Adaptive Filtering Over Complex Networks in Intricate Environments

In practice, when complex multi-agent networks are used for parameter estimation and tracking, we often face the issue of spatial anisotropy of observing conditions, e.g., different (heterogeneous) noise distributions at different nodes. In this setting, existing cost functions may excel at specialized nodes, and struggle with others, leading to an overall deteriorating performance, sometimes even inferior to the mean square error (MSE) criterion. The aim of the present paper is to propose a robust network-based adaptive filtering algorithm capable of accommodating such intricate environments.
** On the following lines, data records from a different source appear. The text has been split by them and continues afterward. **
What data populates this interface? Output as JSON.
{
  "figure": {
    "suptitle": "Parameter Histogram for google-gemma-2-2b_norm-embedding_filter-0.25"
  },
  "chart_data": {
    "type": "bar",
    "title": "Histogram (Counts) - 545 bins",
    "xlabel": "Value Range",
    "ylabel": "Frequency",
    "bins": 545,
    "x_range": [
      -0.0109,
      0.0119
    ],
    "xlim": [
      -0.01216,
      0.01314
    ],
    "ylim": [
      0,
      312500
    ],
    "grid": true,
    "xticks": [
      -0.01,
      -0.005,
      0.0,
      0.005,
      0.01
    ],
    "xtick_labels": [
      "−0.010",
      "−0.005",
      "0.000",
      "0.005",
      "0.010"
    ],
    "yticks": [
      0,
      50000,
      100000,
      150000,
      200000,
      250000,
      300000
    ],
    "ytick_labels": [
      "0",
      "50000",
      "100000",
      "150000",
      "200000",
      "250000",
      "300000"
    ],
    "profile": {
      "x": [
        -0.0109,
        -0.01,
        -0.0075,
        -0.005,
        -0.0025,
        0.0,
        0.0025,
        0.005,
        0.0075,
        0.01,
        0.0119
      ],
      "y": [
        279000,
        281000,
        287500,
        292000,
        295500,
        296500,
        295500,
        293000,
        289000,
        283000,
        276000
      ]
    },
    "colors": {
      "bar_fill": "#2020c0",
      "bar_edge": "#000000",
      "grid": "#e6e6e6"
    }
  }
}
Leveraging the inherent versatility of Gaussian mixture model (GMM) to fit any probability distribution, we model the additive noise at each node accordingly. Then a diffusion algorithm founded on recursive maximum log-likelihood function (RMLF) is put forward, denoted as DRMLF. Thanks to the universal adaptability of GMM, the DRMLF can consistently deliver excellent performance across multiple nodes with diverse noise profiles within the complex networks. Simulations undoubtedly demonstrate that the DRMLF outperforms the other commonly used diffusion RLS-type algorithms over complex networks in intricate environments. A thorough analysis of both mean and mean square convergence is also conducted in detail correspondingly.